Question

670 nm light shines through two slits that are separated by 0.3x10-3 m, and forms a striped pattern on a viewing screen. The fourth bright line on the viewing screen is located 0.05 m from the center of the pattern. What is the distance from the slits to the viewing screen in meters?

Answer 1

This looks like a physics problem involving the double-slit experiment.

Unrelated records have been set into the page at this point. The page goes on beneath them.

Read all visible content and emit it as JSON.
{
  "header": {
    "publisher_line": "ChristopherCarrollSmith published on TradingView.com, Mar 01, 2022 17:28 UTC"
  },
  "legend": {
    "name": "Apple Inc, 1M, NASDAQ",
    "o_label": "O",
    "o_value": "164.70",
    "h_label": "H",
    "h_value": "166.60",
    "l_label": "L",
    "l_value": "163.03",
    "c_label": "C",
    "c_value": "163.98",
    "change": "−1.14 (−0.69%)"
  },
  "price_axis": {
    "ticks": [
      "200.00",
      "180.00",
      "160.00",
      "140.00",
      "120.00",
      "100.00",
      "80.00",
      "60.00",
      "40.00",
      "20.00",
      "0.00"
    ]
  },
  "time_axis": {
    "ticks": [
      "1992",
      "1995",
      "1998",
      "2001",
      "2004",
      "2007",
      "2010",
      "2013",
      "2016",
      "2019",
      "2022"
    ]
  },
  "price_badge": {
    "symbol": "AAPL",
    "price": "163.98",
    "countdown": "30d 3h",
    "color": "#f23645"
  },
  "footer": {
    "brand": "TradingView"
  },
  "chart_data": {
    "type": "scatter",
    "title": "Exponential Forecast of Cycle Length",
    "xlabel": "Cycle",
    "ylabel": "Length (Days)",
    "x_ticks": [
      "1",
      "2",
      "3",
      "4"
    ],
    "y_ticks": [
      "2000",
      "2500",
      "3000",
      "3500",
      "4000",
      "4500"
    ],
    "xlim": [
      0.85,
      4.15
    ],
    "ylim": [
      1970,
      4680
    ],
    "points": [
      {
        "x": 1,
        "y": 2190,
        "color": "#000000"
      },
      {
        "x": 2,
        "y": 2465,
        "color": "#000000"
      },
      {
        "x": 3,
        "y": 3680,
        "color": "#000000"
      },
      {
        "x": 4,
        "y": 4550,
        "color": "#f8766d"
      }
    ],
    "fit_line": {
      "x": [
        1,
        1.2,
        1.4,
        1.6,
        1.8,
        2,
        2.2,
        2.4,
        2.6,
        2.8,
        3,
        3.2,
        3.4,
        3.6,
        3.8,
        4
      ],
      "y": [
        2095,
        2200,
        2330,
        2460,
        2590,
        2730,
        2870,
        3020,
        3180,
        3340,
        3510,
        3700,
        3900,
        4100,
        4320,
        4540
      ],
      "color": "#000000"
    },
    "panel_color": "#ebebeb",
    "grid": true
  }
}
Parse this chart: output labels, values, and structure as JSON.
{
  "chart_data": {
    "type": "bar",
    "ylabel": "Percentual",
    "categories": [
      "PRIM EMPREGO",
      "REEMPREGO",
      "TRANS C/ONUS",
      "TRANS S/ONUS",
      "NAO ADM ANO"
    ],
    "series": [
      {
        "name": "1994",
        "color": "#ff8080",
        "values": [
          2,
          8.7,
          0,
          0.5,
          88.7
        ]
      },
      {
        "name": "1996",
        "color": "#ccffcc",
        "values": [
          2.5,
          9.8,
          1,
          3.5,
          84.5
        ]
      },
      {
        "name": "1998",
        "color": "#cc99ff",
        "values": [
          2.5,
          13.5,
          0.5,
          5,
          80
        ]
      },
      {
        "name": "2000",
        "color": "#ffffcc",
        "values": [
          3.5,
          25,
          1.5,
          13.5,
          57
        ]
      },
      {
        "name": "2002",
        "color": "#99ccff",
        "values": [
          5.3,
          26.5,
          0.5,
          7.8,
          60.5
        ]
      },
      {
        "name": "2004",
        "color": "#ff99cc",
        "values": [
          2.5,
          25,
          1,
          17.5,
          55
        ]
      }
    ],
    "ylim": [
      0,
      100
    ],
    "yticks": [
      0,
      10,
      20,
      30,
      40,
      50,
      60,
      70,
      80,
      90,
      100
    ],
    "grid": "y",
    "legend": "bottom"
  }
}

According to the web sources¹², the formula for finding the distance from the slits to the viewing screen (denoted by L) is:

L = (xd)/(n*lambda)

where x is the distance from the center of the pattern to the nth bright line, d is the separation between the slits, n is the order number of the bright line, and $\lambda$ is the wavelength of light.

Plugging in the given values, we get:

L = (0.05m)(0.3 x 10 ^-3 m)/(4)(670 x 10^-9 m)

Simplifying, we get:

L = 5.597

So, the distance from the slits to the viewing screen is approximately 5.6 meters.

Answer 2

We can use the equation for the location of the bright fringes in a double-slit experiment:

y = (mλD) / d

where y is the distance from the central maximum to the m-th bright fringe, λ is the wavelength of the light, d is the distance between the two slits, and D is the distance from the slits to the viewing screen.

We are given λ = 670 nm, d = 0.3x10^-3 m, m = 4, and y = 0.05 m (the distance from the center to the fourth bright fringe). Therefore, we can solve for D:

D = (y * d) / (m * λ) = (0.05 m * 0.3x10^-3 m) / (4 * 670x10^-9 m) ≈ 1.12 m

the distance from the slits to the viewing screen is approximately 1.12 meters.